何度もユウキの背中を思い出して頭の中がぐるぐるなった。その時……
つんつん
布団の中で何かがぼくの足をつついた。見るともう眠ったと思っていたお母さんがぼくを見ながら、いたずらっ子みたいに笑っていた。
「何? お母さん」
「ハルトさ、今日、学校で何かあった?」
ぼくはぎくりとして思わず顔を掛け布団で隠した。
「別に。何でそう思うの?」
小さな声で言うとお母さんはもう一度ぼくの足をつんつんとつついた。
「いつもは寝る前にお友だちの話を楽しそうにするのに今日はとっても静かだからケンカでもしちゃったのかなって思ったの」
言い当てられて驚いているぼくをお母さんがくすりと笑う。
「当たり?」
「うん……」
お母さんに今日あったことを話すとお母さんはうんうんとうなずきながら聞いていた。
「そっか。2人とも本当は一緒に遊びたかったのね」
「ぼくは遊びたかったけどユウキはわからないよ。ケンカしてからぼくのこと一度もみてくれなかったんだ」
悲しい気持ちになって下を向く。するとお母さんはまたぼくの足をつんつんとした。思わず顔を上げるとお母さんと目が合った。

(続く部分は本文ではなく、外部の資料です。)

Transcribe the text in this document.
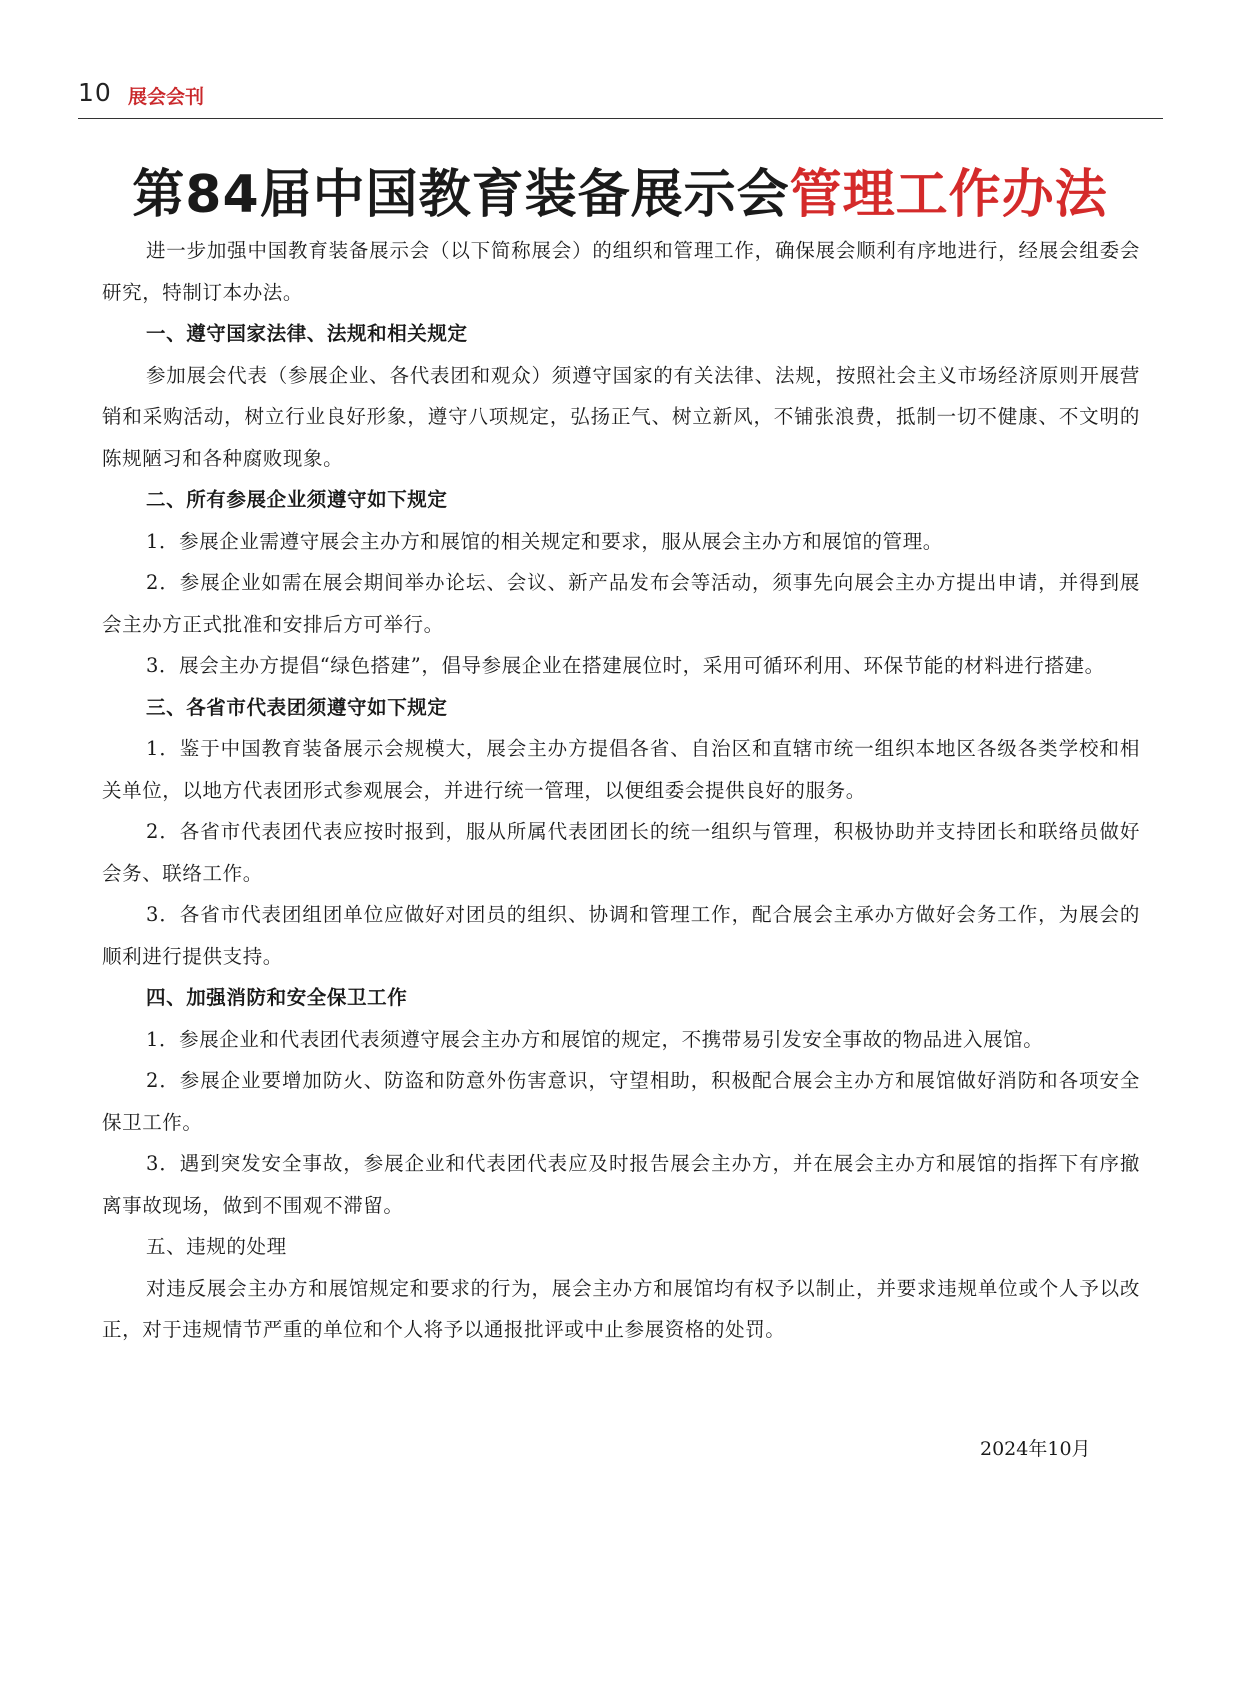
10 展会会刊
第84届中国教育装备展示会管理工作办法

进一步加强中国教育装备展示会（以下简称展会）的组织和管理工作，确保展会顺利有序地进行，经展会组委会研究，特制订本办法。

一、遵守国家法律、法规和相关规定

参加展会代表（参展企业、各代表团和观众）须遵守国家的有关法律、法规，按照社会主义市场经济原则开展营销和采购活动，树立行业良好形象，遵守八项规定，弘扬正气、树立新风，不铺张浪费，抵制一切不健康、不文明的陈规陋习和各种腐败现象。

二、所有参展企业须遵守如下规定

1．参展企业需遵守展会主办方和展馆的相关规定和要求，服从展会主办方和展馆的管理。

2．参展企业如需在展会期间举办论坛、会议、新产品发布会等活动，须事先向展会主办方提出申请，并得到展会主办方正式批准和安排后方可举行。

3．展会主办方提倡“绿色搭建”，倡导参展企业在搭建展位时，采用可循环利用、环保节能的材料进行搭建。

三、各省市代表团须遵守如下规定

1．鉴于中国教育装备展示会规模大，展会主办方提倡各省、自治区和直辖市统一组织本地区各级各类学校和相关单位，以地方代表团形式参观展会，并进行统一管理，以便组委会提供良好的服务。

2．各省市代表团代表应按时报到，服从所属代表团团长的统一组织与管理，积极协助并支持团长和联络员做好会务、联络工作。

3．各省市代表团组团单位应做好对团员的组织、协调和管理工作，配合展会主承办方做好会务工作，为展会的顺利进行提供支持。

四、加强消防和安全保卫工作

1．参展企业和代表团代表须遵守展会主办方和展馆的规定，不携带易引发安全事故的物品进入展馆。

2．参展企业要增加防火、防盗和防意外伤害意识，守望相助，积极配合展会主办方和展馆做好消防和各项安全保卫工作。

3．遇到突发安全事故，参展企业和代表团代表应及时报告展会主办方，并在展会主办方和展馆的指挥下有序撤离事故现场，做到不围观不滞留。

五、违规的处理

对违反展会主办方和展馆规定和要求的行为，展会主办方和展馆均有权予以制止，并要求违规单位或个人予以改正，对于违规情节严重的单位和个人将予以通报批评或中止参展资格的处罚。

2024年10月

「つんつんってされると『何だろう?』って思わず見ちゃうでしょ? ハルトも明日ユウキくんの肩をつんつんってしてみたらどうかな。お母さんもね、勇気を出してハルトにつんつんってしたのよ」
そう言いながら今度は脇腹をつんつんした。ぼくはくすぐったくて笑ってしまった。すると笑い声を聞いたお母さんはくすぐるのをやめて、ぼくをぎゅっと抱きしめた。お母さんの心臓の音がドキンドキンと耳にひびく。お母さんの腕の中は温かくて心地よくてウトウトとまぶたがくっつきだした。
「きっと大丈夫だよ」
お母さんの優しい声が耳元でささやく。するとぼくの心のもやもやが消え去って、ぼくはいつの間にか眠ってしまっていた。
次の日の朝、ぼくよりも後に登校してきたユウキはぼくのことを見ないように席に座った。ぼくは勇気をだして青いセーターの肩をつんつんとつつく。ユウキの肩がピクリと動いた。ぼくはもう一度つんつんしてみた。
「なんだよ」
ユウキはくちびるをとがらせながら振り向いた。
「あのさ……今日の休み時間一緒に遊ぼうよ。ユウキの好きな遊びでいいからさ」
ユウキは少し驚いた顔をしてから照れくさそうにほっぺをポリポリとかいた。
「じゃあ……うんていしようぜ」
「え? ユウキはうんていが嫌いじゃなかったの?」
「嫌いっていうか、ハルトはうんていが得意でひょいひょい行けるから楽しいだろうけど、ぼくは手が痛くてぶら下がっていられないからイヤだったんだ。でも昨日うんていで遊んでいるハルトのこと見てたら一緒にやるのも楽しそうだなと思ったんだよ」
ぼくはなんだかほっぺたがムズムズしてふにゃっと笑ってしまった。
「じゃあうんていの後は鬼ごっこしよう! ぼくも走っているユウキ見てたら一緒に走りたくなったんだ」
ユウキも嬉しそうにニカっと笑った。
「いいぜ」
「約束だよ」
ぼくはツンツンした指で今度はこちょこちょっとユウキをくすぐった。するとユウキも「やったな」と言いながらぼくのことをこちょこちょっとくすぐった。帰ったらお母さんに「仲直りできたよ!」って言わなきゃ。するとお母さんの喜ぶ顔が浮かんだ。
ぼくはだいじょうぶ。ひとりじゃないからだいじょうぶ。